The origin of North Idaho’s relationship with contemporary Christian nationalism can be traced to a 2011 blog post published by survivalist author James Wesley, Rawles (the comma is his addition). Titled “The American Redoubt — Move to the Mountain States,” Rawles’s 4,000-word treatise called on conservative followers to pursue “exit strategies” from liberal states and move to “safe havens” in the American Northwest — specifically Idaho, Montana, Wyoming and eastern sections of Oregon and Washington. He dubbed the imagined region the “American Redoubt” and listed Christianity as a pillar of his society-to-be.
[Idaho and the Northwest generally are seeing an influx of new residents, not all to be sure because of Christian Nationalism.]
The influx has given birth to a phalanx of “Redoubt Realtors” who specialize in resettling transplants. Chris Walsh works for Revolutionary Realty, whose webpage features images of bald eagles, American flags and a banner that welcomes visitors to the “heart of the Great American Redoubt, North Idaho!”
Walsh, munching on a sandwich at a diner in Coeur d’Alene, explained that clients seek him out to locate property that is “defensible,” with clear “firing lanes” in the event of invasion. His customers, overwhelmingly preppers, also typically claim the Christian faith. “I don’t remember the last time that I met somebody that wasn’t a Christian,” he said.
[COVID-19 also energized the general movement. Reformed pastor Douglas Wilson led a protest in Moscow Idaho at which 3 people were arrested.]
Wilson, a controversial figure long popular among a subgroup of Reformed conservatives, has recently emerged as something of a Christian nationalist influencer. He blurbed a 2022 book co-written by Andrew Torba, the founder of the right-wing alternative social media website Gab ... Wilson’s publishing house, Canon Press, recently released “The Case for Christian Nationalism” by self-described “country scholar” Stephen Wolfe...
Wilson doesn’t hesitate to describe his vision of a Christian America. Laws would ban abortion, he said, and while leaders would strive to “maximize religious liberty for everyone,” Catholics are unlikely to feel welcome — “I think it has to be a pan-Protestant project,” he said — nor would Christians who disagree with his stridently patriarchal social norms.
Asked to explain where liberal Christians fit into his theoretical Christian society, Wilson said they would be excluded from holding office, later noting similar prohibitions in early American Colonial settlements such as the Massachusetts Bay Colony.

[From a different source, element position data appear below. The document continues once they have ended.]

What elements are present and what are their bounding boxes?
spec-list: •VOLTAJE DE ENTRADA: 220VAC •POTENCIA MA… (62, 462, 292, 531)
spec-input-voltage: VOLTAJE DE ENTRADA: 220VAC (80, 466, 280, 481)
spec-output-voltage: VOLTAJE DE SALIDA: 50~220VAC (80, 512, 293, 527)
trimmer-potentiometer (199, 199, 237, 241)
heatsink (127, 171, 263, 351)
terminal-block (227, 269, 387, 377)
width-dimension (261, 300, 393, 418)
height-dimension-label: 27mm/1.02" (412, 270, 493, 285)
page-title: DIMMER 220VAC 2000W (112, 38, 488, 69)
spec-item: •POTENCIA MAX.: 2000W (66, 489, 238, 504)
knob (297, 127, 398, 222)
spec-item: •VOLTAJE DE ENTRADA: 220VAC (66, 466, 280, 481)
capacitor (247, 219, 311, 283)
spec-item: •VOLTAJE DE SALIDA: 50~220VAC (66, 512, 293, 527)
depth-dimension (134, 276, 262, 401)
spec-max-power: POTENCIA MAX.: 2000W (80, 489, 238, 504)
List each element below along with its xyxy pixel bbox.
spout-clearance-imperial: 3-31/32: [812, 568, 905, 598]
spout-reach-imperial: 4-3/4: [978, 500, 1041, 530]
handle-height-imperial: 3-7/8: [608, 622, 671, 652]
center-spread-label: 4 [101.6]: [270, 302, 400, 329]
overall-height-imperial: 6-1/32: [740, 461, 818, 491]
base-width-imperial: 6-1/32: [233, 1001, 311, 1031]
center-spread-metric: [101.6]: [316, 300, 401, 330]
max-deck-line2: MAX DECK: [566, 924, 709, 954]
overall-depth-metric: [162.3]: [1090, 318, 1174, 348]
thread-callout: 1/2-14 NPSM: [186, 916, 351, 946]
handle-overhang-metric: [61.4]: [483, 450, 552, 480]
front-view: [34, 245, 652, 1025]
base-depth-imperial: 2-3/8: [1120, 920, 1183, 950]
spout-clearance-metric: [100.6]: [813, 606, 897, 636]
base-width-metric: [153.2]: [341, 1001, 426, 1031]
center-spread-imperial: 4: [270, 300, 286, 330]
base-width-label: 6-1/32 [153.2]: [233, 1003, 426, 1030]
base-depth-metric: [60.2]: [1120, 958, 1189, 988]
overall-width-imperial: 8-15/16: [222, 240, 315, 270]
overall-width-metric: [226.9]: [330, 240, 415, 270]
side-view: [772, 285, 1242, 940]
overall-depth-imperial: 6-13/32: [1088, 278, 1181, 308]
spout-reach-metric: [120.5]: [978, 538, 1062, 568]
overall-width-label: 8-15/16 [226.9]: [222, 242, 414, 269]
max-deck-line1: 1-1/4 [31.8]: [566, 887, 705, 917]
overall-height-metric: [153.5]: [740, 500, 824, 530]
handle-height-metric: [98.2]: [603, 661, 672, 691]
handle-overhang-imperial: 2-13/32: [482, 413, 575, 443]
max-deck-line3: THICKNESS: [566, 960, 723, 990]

Greene isn’t the only one to capitalize on the region’s embrace of Christian nationalism. A Spokane, Wash.-based pastor long associated with the Redoubt is Matt Shea, a former Washington state legislator who has advocated for a “Holy Army.” Shea was expelled from his state’s GOP caucus in 2019 after an investigation concluded he had engaged in domestic terrorism in connection with the 2016 armed takeover of the Malheur National Wildlife Refuge in Oregon.